Ross Stores Inc. NASDAQ: ROST is trading higher for the week, following news that the company is opening new locations at a fast pace and is on track to add about 100 new stores during fiscal 2023.
The stock has been forming a cup-shaped pattern that’s corrected 19% so far over 28 weeks. You can clearly see that pattern on the Ross Stores chart.
The company opened 18 flagship Ross Dress for Less stores, as well as nine dd's Discounts stores in 14 different states in June and July. These new locations are part of the company's plans to add about 75 Ross and 25 dd's Discounts stores this fiscal year.
In a statement announcing the store openings, Gregg McGillis, a Ross Stores’ vice president from the real estate unit said, "These recent openings reflect our ongoing plans to continue building our presence in both existing and newer markets"
He noted that the new locations included the first six Ross stores in Michigan, and dd’s Discounts expanded its presence in Arizona, California, Florida, Georgia, Oklahoma, and Pennsylvania.
Aiming For 2,900 Stores
“Looking ahead, we remain confident in our ability to grow to at least 2,900 Ross Dress for Less and 700 dd's Discounts locations over time,” McGillis said.
Together, Ross Dress for Less and dd's Discounts currently operate a total of 2,061 locations in 41 states, the District of Columbia, and Guam.
Revenue grew at a rate of 4% in each of the past two quarters, while earnings grew by 26% and 12%. According to MarketBeat’s Ross Stores earnings data, the company beat top and bottom line expectations in each of the past three quarters.
The company’s chief rivals in the discount clothing space are The TJX Companies Inc. NYSE: TJX and Burlington Stores Inc. NYSE: BURL. In addition to clothing, all three sell home decor, housewares and other items, such as luggage, meaning mass market retailers such as Target Corp. NYSE: TGT are also rivals.
It might come as a surprise to learn that of those companies, TJX has the largest market capitalization, $98.18 billion. Target comes in at $62.14 billion, Ross Stores at $38.22 billion, and Burlington at $11.25 billion.
Filed under “who knows why,” Target is classified as a consumer staple stock, but TJX and Ross are classified as consumer discretionaries within the S&P 500. Burlington is classified as a mid-cap stock and not tracked by the S&P 500.
Business Model Tilts Toward Low Prices, Fast Turnover
The three discount clothing retailers have a business model that may be more reminiscent of Dollar General Corp. NYSE: DG than Nordstrom Inc. NYSE: JWN.
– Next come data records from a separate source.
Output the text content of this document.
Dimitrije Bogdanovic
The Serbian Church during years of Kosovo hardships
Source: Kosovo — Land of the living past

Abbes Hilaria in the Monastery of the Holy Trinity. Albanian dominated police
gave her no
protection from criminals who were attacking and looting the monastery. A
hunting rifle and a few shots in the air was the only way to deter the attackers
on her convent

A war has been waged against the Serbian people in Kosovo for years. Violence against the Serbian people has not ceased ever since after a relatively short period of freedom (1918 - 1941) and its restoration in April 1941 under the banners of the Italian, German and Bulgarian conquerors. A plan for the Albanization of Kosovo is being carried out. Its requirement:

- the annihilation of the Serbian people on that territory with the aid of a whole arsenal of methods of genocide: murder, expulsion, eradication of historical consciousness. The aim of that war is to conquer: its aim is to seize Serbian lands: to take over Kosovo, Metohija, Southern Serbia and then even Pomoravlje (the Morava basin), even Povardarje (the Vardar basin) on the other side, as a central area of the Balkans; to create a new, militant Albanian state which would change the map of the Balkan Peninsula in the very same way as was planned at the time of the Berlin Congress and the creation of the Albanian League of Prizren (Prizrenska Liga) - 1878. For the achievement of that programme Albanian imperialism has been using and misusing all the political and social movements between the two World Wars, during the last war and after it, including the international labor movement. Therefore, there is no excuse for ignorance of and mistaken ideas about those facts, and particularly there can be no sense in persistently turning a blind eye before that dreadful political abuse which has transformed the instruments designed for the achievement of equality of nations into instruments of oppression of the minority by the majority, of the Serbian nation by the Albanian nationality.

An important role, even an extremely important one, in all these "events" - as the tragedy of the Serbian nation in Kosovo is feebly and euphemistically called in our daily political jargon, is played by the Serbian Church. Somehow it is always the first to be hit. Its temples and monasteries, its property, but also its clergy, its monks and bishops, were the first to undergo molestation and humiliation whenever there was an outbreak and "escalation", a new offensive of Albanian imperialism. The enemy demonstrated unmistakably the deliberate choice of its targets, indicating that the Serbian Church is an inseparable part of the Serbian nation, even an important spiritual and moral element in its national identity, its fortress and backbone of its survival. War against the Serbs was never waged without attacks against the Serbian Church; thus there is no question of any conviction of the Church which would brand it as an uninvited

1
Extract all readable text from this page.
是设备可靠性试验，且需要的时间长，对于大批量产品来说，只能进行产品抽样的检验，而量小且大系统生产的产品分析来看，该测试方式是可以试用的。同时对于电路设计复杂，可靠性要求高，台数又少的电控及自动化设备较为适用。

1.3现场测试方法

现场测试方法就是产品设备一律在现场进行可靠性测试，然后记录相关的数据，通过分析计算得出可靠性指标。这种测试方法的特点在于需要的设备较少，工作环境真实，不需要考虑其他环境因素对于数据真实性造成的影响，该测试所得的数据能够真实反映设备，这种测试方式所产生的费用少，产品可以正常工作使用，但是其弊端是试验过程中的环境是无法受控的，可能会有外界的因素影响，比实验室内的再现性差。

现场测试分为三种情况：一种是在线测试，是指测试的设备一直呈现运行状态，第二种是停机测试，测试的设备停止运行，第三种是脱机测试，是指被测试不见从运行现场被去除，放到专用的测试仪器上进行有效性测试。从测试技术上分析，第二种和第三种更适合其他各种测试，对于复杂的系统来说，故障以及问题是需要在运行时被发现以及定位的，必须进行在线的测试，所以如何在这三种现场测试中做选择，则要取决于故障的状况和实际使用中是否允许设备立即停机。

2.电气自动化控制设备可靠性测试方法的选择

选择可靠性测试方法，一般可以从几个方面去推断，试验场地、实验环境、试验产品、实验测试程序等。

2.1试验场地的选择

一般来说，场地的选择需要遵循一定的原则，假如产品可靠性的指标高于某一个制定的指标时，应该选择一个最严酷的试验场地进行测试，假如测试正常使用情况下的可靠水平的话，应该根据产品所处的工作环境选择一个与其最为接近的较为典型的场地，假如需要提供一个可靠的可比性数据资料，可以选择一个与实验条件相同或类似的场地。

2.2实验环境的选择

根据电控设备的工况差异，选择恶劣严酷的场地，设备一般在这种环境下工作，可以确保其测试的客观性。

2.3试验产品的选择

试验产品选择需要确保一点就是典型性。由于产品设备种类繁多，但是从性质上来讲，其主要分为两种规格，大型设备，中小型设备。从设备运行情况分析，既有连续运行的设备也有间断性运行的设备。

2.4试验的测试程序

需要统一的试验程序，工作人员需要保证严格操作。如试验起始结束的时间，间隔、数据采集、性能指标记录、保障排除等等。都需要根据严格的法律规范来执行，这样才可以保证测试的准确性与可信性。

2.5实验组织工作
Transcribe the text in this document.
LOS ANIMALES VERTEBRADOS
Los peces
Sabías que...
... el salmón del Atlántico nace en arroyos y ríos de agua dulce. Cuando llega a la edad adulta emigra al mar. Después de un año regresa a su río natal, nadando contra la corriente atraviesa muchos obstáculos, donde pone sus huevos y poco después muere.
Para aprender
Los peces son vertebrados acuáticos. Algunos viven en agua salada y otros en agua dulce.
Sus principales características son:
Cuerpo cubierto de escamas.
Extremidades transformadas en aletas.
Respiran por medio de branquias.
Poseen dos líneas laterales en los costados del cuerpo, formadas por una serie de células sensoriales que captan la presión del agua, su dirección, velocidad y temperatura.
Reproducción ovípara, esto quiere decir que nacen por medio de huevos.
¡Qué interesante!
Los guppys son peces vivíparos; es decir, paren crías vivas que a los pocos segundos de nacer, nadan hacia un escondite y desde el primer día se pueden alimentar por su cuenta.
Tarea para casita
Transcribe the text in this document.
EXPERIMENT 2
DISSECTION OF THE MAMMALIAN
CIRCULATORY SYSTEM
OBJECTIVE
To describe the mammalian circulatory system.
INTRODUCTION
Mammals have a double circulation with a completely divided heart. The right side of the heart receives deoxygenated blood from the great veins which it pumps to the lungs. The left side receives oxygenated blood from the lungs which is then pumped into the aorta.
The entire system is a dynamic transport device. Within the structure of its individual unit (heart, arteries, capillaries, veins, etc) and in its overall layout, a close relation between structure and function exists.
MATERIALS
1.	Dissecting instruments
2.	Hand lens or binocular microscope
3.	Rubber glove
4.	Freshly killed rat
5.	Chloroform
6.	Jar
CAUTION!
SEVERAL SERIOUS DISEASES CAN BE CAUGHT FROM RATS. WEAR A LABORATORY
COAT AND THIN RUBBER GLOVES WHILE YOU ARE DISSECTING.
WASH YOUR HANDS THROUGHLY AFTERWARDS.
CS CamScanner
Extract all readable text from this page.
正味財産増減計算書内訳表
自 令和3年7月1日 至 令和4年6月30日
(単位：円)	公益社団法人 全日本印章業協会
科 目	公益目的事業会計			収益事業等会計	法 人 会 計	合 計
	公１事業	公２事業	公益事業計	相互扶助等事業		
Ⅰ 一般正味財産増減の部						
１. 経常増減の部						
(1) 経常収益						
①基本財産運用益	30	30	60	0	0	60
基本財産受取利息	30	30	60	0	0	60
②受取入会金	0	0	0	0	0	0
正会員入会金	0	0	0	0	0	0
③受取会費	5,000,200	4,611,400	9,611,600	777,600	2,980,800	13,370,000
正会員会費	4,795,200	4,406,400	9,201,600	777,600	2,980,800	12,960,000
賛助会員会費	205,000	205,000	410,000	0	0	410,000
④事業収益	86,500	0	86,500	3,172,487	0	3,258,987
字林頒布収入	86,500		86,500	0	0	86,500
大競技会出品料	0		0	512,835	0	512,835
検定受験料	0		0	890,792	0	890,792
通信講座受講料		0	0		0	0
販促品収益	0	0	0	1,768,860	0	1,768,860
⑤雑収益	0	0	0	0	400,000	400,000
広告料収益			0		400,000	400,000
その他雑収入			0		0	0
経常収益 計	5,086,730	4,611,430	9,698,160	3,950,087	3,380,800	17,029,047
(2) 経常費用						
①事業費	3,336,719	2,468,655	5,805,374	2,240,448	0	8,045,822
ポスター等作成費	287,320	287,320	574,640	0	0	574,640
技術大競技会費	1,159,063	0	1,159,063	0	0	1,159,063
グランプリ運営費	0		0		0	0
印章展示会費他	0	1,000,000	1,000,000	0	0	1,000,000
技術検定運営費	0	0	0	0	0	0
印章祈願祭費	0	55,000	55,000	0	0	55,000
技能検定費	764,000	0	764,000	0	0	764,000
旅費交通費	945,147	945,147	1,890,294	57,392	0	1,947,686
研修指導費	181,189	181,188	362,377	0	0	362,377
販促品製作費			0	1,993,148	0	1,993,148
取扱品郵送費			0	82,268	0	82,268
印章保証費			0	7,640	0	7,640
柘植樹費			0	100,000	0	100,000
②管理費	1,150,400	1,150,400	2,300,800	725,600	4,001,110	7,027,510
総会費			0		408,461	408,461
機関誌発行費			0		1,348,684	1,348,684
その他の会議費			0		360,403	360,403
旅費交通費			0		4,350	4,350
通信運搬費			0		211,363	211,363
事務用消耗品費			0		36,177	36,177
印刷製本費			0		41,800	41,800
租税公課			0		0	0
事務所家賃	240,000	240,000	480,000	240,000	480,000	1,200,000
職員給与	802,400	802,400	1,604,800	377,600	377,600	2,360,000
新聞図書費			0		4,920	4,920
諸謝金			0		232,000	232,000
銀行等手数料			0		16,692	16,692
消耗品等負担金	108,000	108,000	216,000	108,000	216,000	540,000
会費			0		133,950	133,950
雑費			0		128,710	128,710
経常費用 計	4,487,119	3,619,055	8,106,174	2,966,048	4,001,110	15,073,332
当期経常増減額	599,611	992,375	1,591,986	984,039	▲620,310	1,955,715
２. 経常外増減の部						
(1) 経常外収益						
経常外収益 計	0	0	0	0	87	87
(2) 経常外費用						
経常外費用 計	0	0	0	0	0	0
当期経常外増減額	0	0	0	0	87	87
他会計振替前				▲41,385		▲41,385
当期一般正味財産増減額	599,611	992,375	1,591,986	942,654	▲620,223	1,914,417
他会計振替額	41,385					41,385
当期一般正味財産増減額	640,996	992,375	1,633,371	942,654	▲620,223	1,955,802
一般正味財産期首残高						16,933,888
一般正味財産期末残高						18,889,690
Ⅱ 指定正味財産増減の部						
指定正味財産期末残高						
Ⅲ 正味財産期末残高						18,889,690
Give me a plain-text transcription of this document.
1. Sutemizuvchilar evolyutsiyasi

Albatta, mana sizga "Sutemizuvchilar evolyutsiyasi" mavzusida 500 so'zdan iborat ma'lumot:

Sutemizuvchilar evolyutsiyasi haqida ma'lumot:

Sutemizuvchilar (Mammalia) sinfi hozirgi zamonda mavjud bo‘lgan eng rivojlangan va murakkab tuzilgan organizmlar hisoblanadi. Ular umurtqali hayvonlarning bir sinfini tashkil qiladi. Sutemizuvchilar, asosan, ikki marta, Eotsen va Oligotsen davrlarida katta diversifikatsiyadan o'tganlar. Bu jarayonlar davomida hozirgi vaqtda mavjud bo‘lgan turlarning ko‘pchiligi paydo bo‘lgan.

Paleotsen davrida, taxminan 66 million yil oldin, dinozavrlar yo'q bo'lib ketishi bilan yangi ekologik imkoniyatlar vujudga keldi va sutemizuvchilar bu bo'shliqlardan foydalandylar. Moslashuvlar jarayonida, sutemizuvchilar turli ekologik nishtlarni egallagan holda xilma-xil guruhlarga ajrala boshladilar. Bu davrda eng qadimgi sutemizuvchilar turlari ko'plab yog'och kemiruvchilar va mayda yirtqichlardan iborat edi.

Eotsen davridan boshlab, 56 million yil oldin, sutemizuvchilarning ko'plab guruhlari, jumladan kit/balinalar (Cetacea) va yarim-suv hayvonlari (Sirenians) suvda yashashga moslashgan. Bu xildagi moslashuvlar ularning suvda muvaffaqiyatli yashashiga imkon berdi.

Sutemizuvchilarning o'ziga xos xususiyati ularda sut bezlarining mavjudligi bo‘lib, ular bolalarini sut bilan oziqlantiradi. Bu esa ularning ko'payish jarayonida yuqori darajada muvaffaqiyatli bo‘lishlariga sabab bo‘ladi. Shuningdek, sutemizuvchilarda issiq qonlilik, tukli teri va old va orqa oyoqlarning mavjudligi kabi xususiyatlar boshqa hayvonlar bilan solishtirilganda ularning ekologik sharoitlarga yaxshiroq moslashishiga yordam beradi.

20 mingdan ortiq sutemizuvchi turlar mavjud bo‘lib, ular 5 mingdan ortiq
Average prices tend to be fairly low. In 2022, Ross’ gross profit margin was 24.5%. That’s not bad for a company in the retail industry, where profit margins tend to be lower than other types of businesses.
Ross and the other discount clothing retailers have limited marketing budgets, although Ross does run TV commercials and devotes resources to social media marketing.
Ross benefits from fast turnover of inventory, which reduces the amount of capital a retailer has parked in unsold merchandise on shelves.
Analysts See Double-Digit Growth
Analysts believe the company will grow earnings at low double-digit rates in fiscal 2023 and 2024. Those estimates were revised higher recently.
MarketBeat’s Ross Stores analyst ratings show a consensus view of “moderate buy,” with a price target of $119.65, an upside of 6.64%. That price target has increased in the past month.
Ross’ chart pattern is taking its time to form, shaping a cup pattern in an orderly fashion. The current consolidation is forming below a January high of $122.44.
The stock didn’t immediately get any traction after the company’s May 18 earnings report, but shares are up 4.43% in the past month and 8.34% in the past three months, reflecting the strength of recent rallies.
The stock has some work to do before regaining its January highs; however, its next earnings report, due on or around August 17, may serve as a catalyst for a price move in either direction.
Ross Stores dividend data show a yield of 1.19%. The company boosted its shareholder payout in the past two years, after reducing it sharply in 2020.